The same thing happened last year with “The Phantom of the Opera.” The movie, which cost about $100 million to make, grossed just $150 million worldwide.

But it lifted the fortunes of the Broadway show.

Before the movie was released, there were persistent rumors that the “Phantom” was going to close at the Majestic Theatre to make way for “Mary Poppins.”

But since the movie came out, “We’ve been on solid ground ever since,” says “Phantom” spokesman Michael Borowski.

Last week alone, “Phantom” grossed almost $1 million.

In January, it will overtake “Cats” as the longest-running musical in Broadway history.

As more and more stage shows are being adapted for the silver screen, theater producers are discovering that even if the movie isn’t very good, the stage production benefits.

The spike in ticket sales registers as soon as the trailer for the movie starts playing in theaters.

Box-office receipts for Broadway’s “Rent,” Gordon says, increased 20 to 30 percent “the second the trailer hit.”

Borowski says the same thing happened at “Phantom.” Print and television commercials for the movie, he adds, also paid big dividends for the stage production.

“We concluded that since the ads for the movie, like the ads for the musical, used the same logo – the Phantom mask – they brought people back to the show,” he says.
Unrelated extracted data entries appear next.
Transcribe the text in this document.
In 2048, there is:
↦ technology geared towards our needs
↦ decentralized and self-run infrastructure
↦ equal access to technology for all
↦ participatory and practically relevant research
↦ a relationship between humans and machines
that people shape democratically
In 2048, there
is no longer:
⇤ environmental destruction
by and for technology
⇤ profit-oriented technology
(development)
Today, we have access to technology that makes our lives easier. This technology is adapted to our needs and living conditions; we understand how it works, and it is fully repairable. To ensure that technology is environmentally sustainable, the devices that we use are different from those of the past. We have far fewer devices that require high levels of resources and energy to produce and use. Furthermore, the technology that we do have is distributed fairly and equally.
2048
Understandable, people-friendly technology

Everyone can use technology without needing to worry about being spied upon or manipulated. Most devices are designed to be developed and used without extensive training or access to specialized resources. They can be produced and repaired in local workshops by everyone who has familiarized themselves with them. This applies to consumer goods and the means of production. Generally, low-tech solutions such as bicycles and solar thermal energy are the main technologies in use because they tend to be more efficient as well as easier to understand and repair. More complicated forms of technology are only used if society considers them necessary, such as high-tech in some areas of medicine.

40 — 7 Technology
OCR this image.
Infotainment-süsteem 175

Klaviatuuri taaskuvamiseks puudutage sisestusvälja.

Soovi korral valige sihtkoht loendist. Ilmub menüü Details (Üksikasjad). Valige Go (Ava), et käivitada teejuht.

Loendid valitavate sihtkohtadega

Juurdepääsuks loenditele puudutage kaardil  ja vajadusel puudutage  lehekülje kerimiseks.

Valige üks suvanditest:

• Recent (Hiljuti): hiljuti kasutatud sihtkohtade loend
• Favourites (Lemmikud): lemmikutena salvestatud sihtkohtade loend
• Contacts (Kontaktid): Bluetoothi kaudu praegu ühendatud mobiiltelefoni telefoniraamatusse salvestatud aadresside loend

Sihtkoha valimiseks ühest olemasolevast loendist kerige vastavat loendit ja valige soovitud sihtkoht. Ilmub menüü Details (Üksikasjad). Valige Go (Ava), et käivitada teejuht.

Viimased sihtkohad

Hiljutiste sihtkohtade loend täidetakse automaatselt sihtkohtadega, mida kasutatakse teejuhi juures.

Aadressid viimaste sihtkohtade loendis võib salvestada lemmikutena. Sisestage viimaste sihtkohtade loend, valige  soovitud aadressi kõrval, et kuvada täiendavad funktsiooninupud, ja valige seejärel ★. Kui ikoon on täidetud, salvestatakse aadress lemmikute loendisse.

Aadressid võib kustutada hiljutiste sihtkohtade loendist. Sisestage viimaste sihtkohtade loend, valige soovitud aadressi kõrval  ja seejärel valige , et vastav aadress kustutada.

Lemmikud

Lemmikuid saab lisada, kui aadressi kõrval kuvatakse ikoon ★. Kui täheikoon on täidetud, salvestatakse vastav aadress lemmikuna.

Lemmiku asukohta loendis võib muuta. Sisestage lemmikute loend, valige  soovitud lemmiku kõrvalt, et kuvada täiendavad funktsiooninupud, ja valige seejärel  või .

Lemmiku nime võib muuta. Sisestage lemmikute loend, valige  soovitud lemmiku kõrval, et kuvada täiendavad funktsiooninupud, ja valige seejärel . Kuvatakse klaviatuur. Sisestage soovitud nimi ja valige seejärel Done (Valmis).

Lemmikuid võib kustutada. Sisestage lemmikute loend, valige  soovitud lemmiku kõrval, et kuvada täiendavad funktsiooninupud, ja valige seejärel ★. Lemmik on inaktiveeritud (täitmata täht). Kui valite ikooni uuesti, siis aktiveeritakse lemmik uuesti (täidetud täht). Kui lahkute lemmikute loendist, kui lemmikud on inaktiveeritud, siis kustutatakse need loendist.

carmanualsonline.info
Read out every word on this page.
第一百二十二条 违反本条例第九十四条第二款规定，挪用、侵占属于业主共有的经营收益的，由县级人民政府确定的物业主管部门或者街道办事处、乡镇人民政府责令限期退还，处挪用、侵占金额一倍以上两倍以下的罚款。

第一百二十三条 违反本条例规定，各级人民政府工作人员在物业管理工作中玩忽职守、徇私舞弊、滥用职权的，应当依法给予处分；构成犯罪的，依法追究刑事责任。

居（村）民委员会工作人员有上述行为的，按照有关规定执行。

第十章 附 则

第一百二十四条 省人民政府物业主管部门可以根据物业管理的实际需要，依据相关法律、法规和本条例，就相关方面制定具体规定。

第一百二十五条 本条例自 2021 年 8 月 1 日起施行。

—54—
The impressive gains last week for the stage versions of “Rent” and “Phantom” were part of an industry-wide flurry of strong ticket sales.

In fact, this last Thanksgiving week was the highest grossing in Broadway history, with total box-office receipts hitting almost $21 million, according to the League of American Theaters and Producers.

That’s a 20 percent increase over last year’s figure – thanks, in part, to escalating ticket prices, ranging up to $350 for “premium” seats to such hits as “Spamalot,” “The Odd Couple” and “Wicked.”

House records were broken all over the street, with “Wicked” taking in $1.5 million; “Jersey Boys” $800,000, and “Mamma Mia!” $1 million.

There were a few stragglers, most notably the lemon musical “In My Life,” which grossed a pathetic $125,000.

It seems that producer Fred Whittemore and creator Joe Brooks have made a strategic error:

Instead of pumping $2 million into an ad campaign, they should have made a movie.

Or, at the very least, a trailer.

LOOKS like Britney Spears won’t be making her Broadway debut in “Sweet Charity.”

Production sources say Mr. Britney Spears, Kevin Federline, pressured his wife to decline an offer to replace Christina Applegate in the musical after the first of the year. “The deadbeat husband wants her to stay out in L.A.,” says a source.